This clinical study was designed to evaluate the effect of JOINS on cartilage protection using magnetic resonance imaging (MRI) as well as its safety. Given that there is no drug currently available on the market for cartilage protection and that research on the efficacy of cartilage protection using MRI is very rare, this study would provide clinically valuable information. In this study, we compared the clinical efficacy of JOINS (200 mg, three times per day) orally administered for one year versus placebo in terms of cartilage protection using MRI. We hypothesized that the JOINS group would show more effective cartilage protection than the placebo group after 1 year of treatment.

Materials and Methods

1. Patients

We conducted a single-center double-blinded randomized controlled trial at Seoul National University from August 4, 2010 to September 25, 2013. A minimum of 30 subjects per group was considered necessary for this pilot study. To allow for a 20% drop-out rate, we sought to enroll 38 subjects per group. Regardless of gender, patients aged 45–79 years and diagnosed with primary knee OA in the medial tibiofemoral compartment based on the American College Rheumatology Criteria were enrolled in the study. The Kellgren-Lawrence grade of the knee OA was 2 or 3 with the narrowest point of the medial joint space width at least 2 mm. Exclusion criteria were rheumatoid arthritis or inflammatory arthritis, valgus knee deformity, history of any surgery on the same knee, secondary knee OA, hypersensitivity to JOINS or acetaminophen, history of venous thromboembolism or high risk of venous thromboembolism, severe renal impairment with creatinine clearance <30 ml (calculated using the Crockroft-Gault formula), and receipt of intra-articular hyaluronate injection within months or corticosteroids within 3 months before the screening visit. A computer-generated permuted block randomization table was prepared by the statistician and given to the study’s coordinator in a series of sealed envelopes. After study participants provided informed consent, patients were randomized to the JOINS group or the placebo group. After a 2-week washout period, patients were administered the investigational drug three times daily for 1 year. The placebo tablet had the same size and shape as JOINS and was manufactured by SK Chemicals. In this study, Tylenol ER 650 mg was provided as the rescue medication and allowed to be used up to 4,000 mg per day. However, to evaluate symptoms including pain, the subject was requested not to use it within 48 hours before visit to the clinic. The study protocol was approved by the Seoul National University Hospital Institutional Review Board (Protocol No. 06-2010-1140). This study was registered in advance with the Clinical Research Information Service, which is one of the primary registration systems listed on the World Health Organization (WHO) International Clinical Trials Registry Platform (Protocol No. NCT01293955).
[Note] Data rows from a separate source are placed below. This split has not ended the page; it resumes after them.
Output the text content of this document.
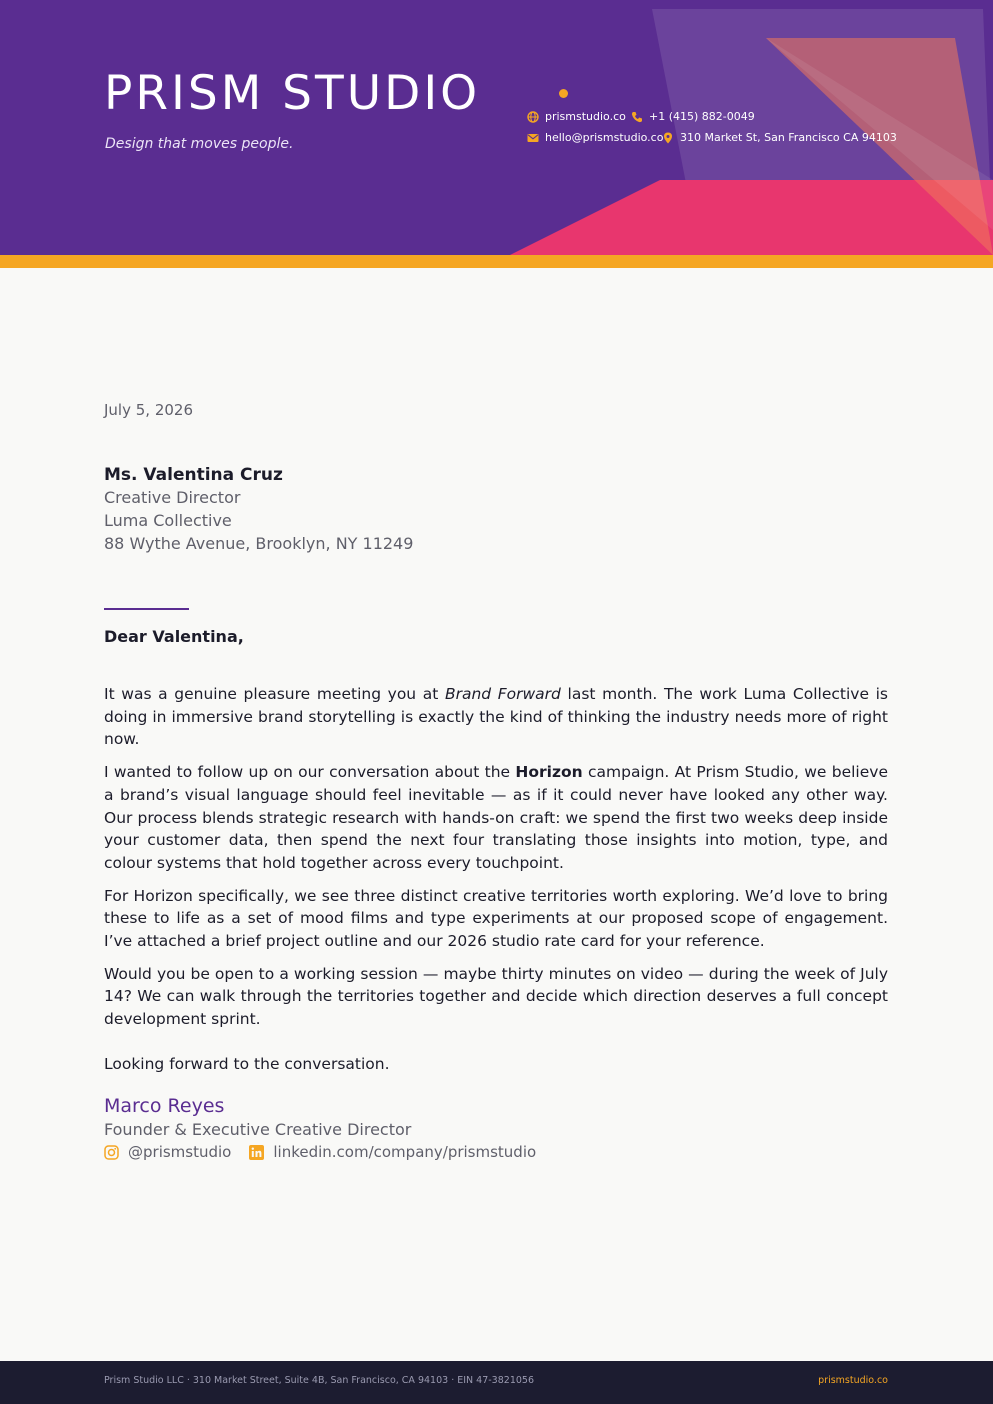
PRISM STUDIO
Design that moves people.
prismstudio.co +1 (415) 882-0049
hello@prismstudio.co 310 Market St, San Francisco CA 94103
July 5, 2026
Ms. Valentina Cruz
Creative Director
Luma Collective
88 Wythe Avenue, Brooklyn, NY 11249
Dear Valentina,

It was a genuine pleasure meeting you at Brand Forward last month. The work Luma Collective is doing in immersive brand storytelling is exactly the kind of thinking the industry needs more of right now.

I wanted to follow up on our conversation about the Horizon campaign. At Prism Studio, we believe a brand’s visual language should feel inevitable — as if it could never have looked any other way. Our process blends strategic research with hands-on craft: we spend the first two weeks deep inside your customer data, then spend the next four translating those insights into motion, type, and colour systems that hold together across every touchpoint.

For Horizon specifically, we see three distinct creative territories worth exploring. We’d love to bring these to life as a set of mood films and type experiments at our proposed scope of engagement. I’ve attached a brief project outline and our 2026 studio rate card for your reference.

Would you be open to a working session — maybe thirty minutes on video — during the week of July 14? We can walk through the territories together and decide which direction deserves a full concept development sprint.

Looking forward to the conversation.

Marco Reyes
Founder & Executive Creative Director
@prismstudio	linkedin.com/company/prismstudio
Prism Studio LLC · 310 Market Street, Suite 4B, San Francisco, CA 94103 · EIN 47-3821056	prismstudio.co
2. MRI and Radiographic Evaluation

The MRI scans were obtained using a 3.0 T MRI unit (Trio TIM; Siemens, Erlangen, Germany) with an 8-channel transmit-receive knee coil 90 min after intravenous injection of a double dose (0.4 mL/kg) of gadopentetate dimeglumine (Magnevist; Schering AG, Berlin, Germany). For cartilage volume and thickness measurements, the fat-saturated proton density-weighted three-dimensional (3D) sampling perfection with application-optimized contrasts using variable flip-angle evolution fast spin echo (FSE) sequences were obtained in the same plane using the following parameters: repetition time/echo time (TR/TE), 2,000/50; flip angle, 120°; filed of view (FOV), 136×170; slice thickness, 0.6 mm; and acquisition matrix, 320×256. The volume and thickness of the femoral condyle, medial and lateral tibial plateaus, and patella were measured using a semi-automatic method. First, the segmentation of the radial scan method was used and then the radiology staff performed supplemented image segmentation. T1 maps were generated in a 3 mm thick sagittal slice on each condyle, using a dual flip angle 3D gradient-echo sequence with volumetric interpolated breath hold examination using the following parameters: TR/TE, 15.0/4.9 ms; flip angles, 5° and 26°; bandwidth, 199 Hz/pixel; FOV, 140×140 mm; slice thickness, 4.0 mm; number of sections, 20; and matrix, 256×128. Region of interest for the delayed gadolinium-enhanced MRI of cartilage (dGEMRIC) index was examined in the central parts of the medial and lateral femoral condyles and tibial plateaus. In addition, sagittal two-dimensional proton density- and coronal T2-weighted fat-suppressed FSE sequences were acquired to assess the subchondral bone marrow abnormality scores for the entire knee using the Whole-Organ Magnetic Resonance Imaging Score (WORMS)24). All MRI analyses were performed by one musculoskeletal radiologist (CJY). MRI measurements were performed pretreatment and at 1-year follow-up.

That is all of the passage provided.